Ich will mich ablenken und erinnere mich an eine Begegnung die ich ein Tag zuvor hatte. Ich fuhr bei Regen durch Wälder und Felder und auf einer kleinen Straße kurz vor einem Bauernhof stand ein alter Mann mit schwarzem Regenschirm am Straßenrand. Er rief mir zu: „Halt, halt, bleib mal stehe!“ Ich blieb stehen und wunderte mich, was er wohl von mir wolle. Er kam ein paar Schritte näher und sagt: „Na! Kein so schönes Wetter zum Fahrradfahren, was?“ Ich lächelte schief und entgegnete: „Naja es könnte aber auch schlimmeres Wetter sein.“ Er lachte kurz und sagte: „Aha. Und du bist Fahrradfahrer?“ Ich dachte: Äh na klar, ich sitze gerade auf meinem Fahrrad und sagte schlicht: „Jo!“ Die Augen des alten Mannes begannen hinter seiner Brille zu leuchten und er erzählte mir: „Ja weißt du, ich bin früher auch viel Rad gefahren. Seit meiner Rente. Bis das nicht mehr ging mit dem Radfahren.

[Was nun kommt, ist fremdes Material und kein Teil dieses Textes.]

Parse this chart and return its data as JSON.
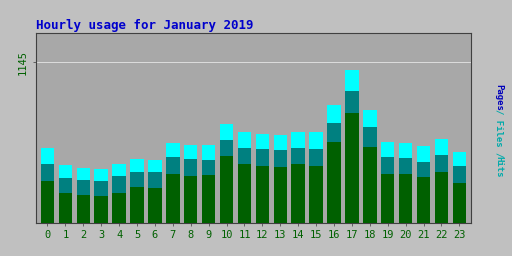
{
  "title": "Hourly usage for January 2019",
  "hours": [
    0,
    1,
    2,
    3,
    4,
    5,
    6,
    7,
    8,
    9,
    10,
    11,
    12,
    13,
    14,
    15,
    16,
    17,
    18,
    19,
    20,
    21,
    22,
    23
  ],
  "hits": [
    530,
    410,
    390,
    380,
    415,
    455,
    450,
    565,
    555,
    555,
    700,
    645,
    635,
    625,
    645,
    645,
    840,
    1090,
    800,
    575,
    565,
    545,
    595,
    505
  ],
  "files": [
    420,
    320,
    305,
    295,
    330,
    365,
    358,
    465,
    455,
    448,
    590,
    535,
    525,
    515,
    535,
    525,
    710,
    940,
    680,
    465,
    462,
    435,
    485,
    405
  ],
  "pages": [
    295,
    215,
    198,
    188,
    215,
    255,
    248,
    345,
    335,
    338,
    472,
    415,
    405,
    395,
    415,
    405,
    572,
    782,
    542,
    345,
    345,
    325,
    365,
    285
  ],
  "ylim_max": 1350,
  "ytick_pos": 1145,
  "ytick_label": "1145",
  "bar_width": 0.75,
  "color_hits": "#00FFFF",
  "color_files": "#008080",
  "color_pages": "#006000",
  "color_border": "#404040",
  "bg_color": "#C0C0C0",
  "plot_bg": "#A8A8A8",
  "title_color": "#0000CC",
  "tick_color": "#006000",
  "grid_color": "#FFFFFF"
}
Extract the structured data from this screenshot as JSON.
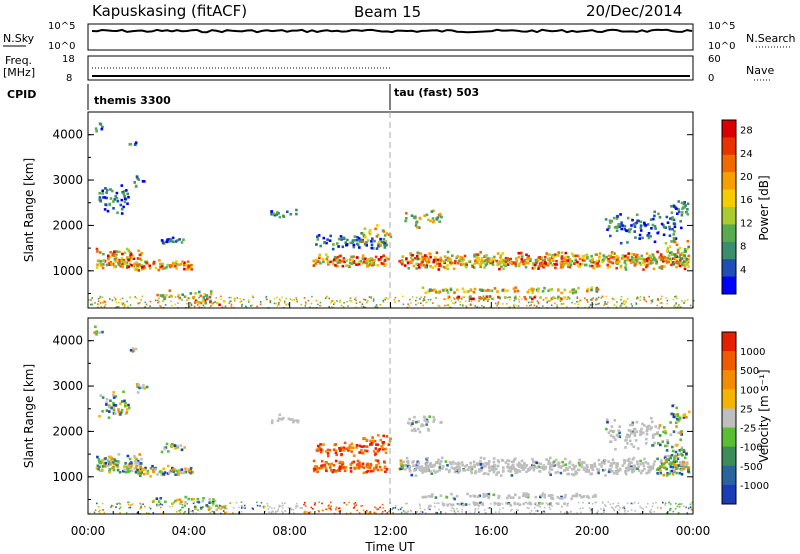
{
  "header": {
    "radar": "Kapuskasing (fitACF)",
    "beam": "Beam 15",
    "date": "20/Dec/2014"
  },
  "panel_labels": {
    "nsky": "N.Sky",
    "nsearch": "N.Search",
    "freq_line1": "Freq.",
    "freq_line2": "[MHz]",
    "nave": "Nave",
    "cpid": "CPID",
    "nsky_ticks": [
      "10^5",
      "10^0"
    ],
    "nsearch_ticks": [
      "10^5",
      "10^0"
    ],
    "freq_ticks": [
      "18",
      "8"
    ],
    "nave_ticks": [
      "60",
      "0"
    ]
  },
  "cpid_modes": [
    {
      "label": "themis 3300",
      "start_hour": 0
    },
    {
      "label": "tau (fast) 503",
      "start_hour": 12
    }
  ],
  "chart_data": [
    {
      "type": "heatmap",
      "name": "power",
      "ylabel": "Slant Range [km]",
      "xlabel": "Time UT",
      "xlim": [
        0,
        24
      ],
      "ylim": [
        180,
        4500
      ],
      "xticks": [
        "00:00",
        "04:00",
        "08:00",
        "12:00",
        "16:00",
        "20:00",
        "00:00"
      ],
      "yticks": [
        "1000",
        "2000",
        "3000",
        "4000"
      ],
      "ytick_values": [
        1000,
        2000,
        3000,
        4000
      ],
      "colorbar_label": "Power [dB]",
      "colorbar_ticks": [
        "4",
        "8",
        "12",
        "16",
        "20",
        "24",
        "28"
      ],
      "colorbar_range": [
        0,
        30
      ]
    },
    {
      "type": "heatmap",
      "name": "velocity",
      "ylabel": "Slant Range [km]",
      "xlabel": "Time UT",
      "xlim": [
        0,
        24
      ],
      "ylim": [
        180,
        4500
      ],
      "xticks": [
        "00:00",
        "04:00",
        "08:00",
        "12:00",
        "16:00",
        "20:00",
        "00:00"
      ],
      "yticks": [
        "1000",
        "2000",
        "3000",
        "4000"
      ],
      "ytick_values": [
        1000,
        2000,
        3000,
        4000
      ],
      "colorbar_label": "Velocity [m s⁻¹]",
      "colorbar_ticks": [
        "1000",
        "500",
        "100",
        "25",
        "-25",
        "-100",
        "-500",
        "-1000"
      ],
      "ground_scatter_color": "#bebebe"
    }
  ],
  "time_label": "Time UT",
  "colors": {
    "power_scale": [
      "#0000ff",
      "#1f4fb4",
      "#3c8c6e",
      "#5aaa50",
      "#aacc30",
      "#f5cc00",
      "#f5a000",
      "#f06a00",
      "#e83200",
      "#d80000"
    ],
    "velocity_scale": [
      "#1a3cb4",
      "#2864a0",
      "#3c8c5a",
      "#5abe32",
      "#bebebe",
      "#f5b400",
      "#f58c00",
      "#f05a00",
      "#e81e00"
    ]
  }
}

Und ich hatte so ein Tacho an meinem Rad und bin 11.000 Kilometer gefahren. In 11 Jahren. Das ist doch was! Das hab ich gemacht, bis ich nicht mehr Radfahren konnte. Jetzt geh ich zu Fuß meine Runden.“ Ich war erstaunt und beeindruckt. Er fragte mich: „Na schätz doch mal wie alt ich bin?“ Ich zuckte mit den Schultern: „Boah das ist schwer. So um die 80 Jahre vielleicht?“ Er grinst mich an und stellt sich ein wenig in stolze Pose: „Ich bin 89 Jahre alt! Ich habe nie geraucht, nie getrunken, also Alkohol, und hab mich immer bewegt. Und der Arzt sagt, so werden Menschen alt!“ Zum Abschied klopfte er mir freundlich auf den Arm und wünschte mir eine gute Reise. Ich fuhr weiter, musste über diese Begegnung schmunzeln und war sehr dankbar dafür, dass ein alter Mann mir einen Teil seiner Lebensweisheit aufgedrängt hat. So in echt, im Gespräch miteinander, in der realen Welt.